Other efforts include point defense systems. Ukraine relies on WWII-style machine gun trucks and automated gun emplacements. German-supplied Gepard self-propelled anti-aircraft vehicles, equipped with radar and computer-guided autocannons, have proven more effective. Naval forces have resorted to ship-mounted howitzers and CIWS to avoid wasting high-cost missiles. Energy weapons like lasers and microwaves are also entering service, with Israel’s Iron Beam reportedly neutralizing 40 Hezbollah drones by mid-2025. But their high power demands and poor performance in fog limit their effectiveness.
Intercepting Drones with Drones
One of the most promising developments is drone-on-drone interception.

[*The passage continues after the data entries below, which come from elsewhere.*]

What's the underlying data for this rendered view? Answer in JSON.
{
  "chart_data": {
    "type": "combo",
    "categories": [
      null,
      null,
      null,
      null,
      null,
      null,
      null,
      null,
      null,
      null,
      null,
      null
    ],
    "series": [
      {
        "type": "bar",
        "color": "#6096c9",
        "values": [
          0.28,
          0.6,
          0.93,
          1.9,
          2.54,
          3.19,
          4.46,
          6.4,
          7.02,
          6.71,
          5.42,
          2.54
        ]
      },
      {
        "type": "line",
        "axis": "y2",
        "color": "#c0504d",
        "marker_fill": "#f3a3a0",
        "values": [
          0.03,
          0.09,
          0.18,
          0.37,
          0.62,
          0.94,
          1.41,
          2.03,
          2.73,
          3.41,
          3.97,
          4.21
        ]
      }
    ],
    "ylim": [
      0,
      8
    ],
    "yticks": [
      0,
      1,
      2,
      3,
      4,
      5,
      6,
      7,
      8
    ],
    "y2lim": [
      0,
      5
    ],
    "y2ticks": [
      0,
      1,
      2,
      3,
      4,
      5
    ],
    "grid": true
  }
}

While advanced interceptors like the jet-powered Coyote Block 2 can match the Shahed’s flight path, they cost between $120,000 and $200,000, still significantly more than their targets. But in 2024, Ukraine began mass deploying low-cost interceptors capable of targeting Russian reconnaissance drones.
By the following year, Ukrainian forces introduced the Sting, an anti-Shahed drone costing roughly $5,000 per shot. Meanwhile, former Google CEO Eric Schmidt helped fund the Surveyor AS3, a $15,000 interceptor already operational in Ukraine and Poland. Reusable drone interceptors using net guns or energy pulses are also being tested, though effectiveness against heavier strike drones remains uncertain.
According to Bendett, defeating drone swarms will require layered systems that combine various technologies and coordinate via shared sensors and command structures. Ukraine’s experience offers a model: using diverse, affordable, and geographically distributed defenses to disrupt drone attacks without overextending resources. “There’s no need to reinvent the wheel,” said Bendett. “Just look at what Ukraine has done.”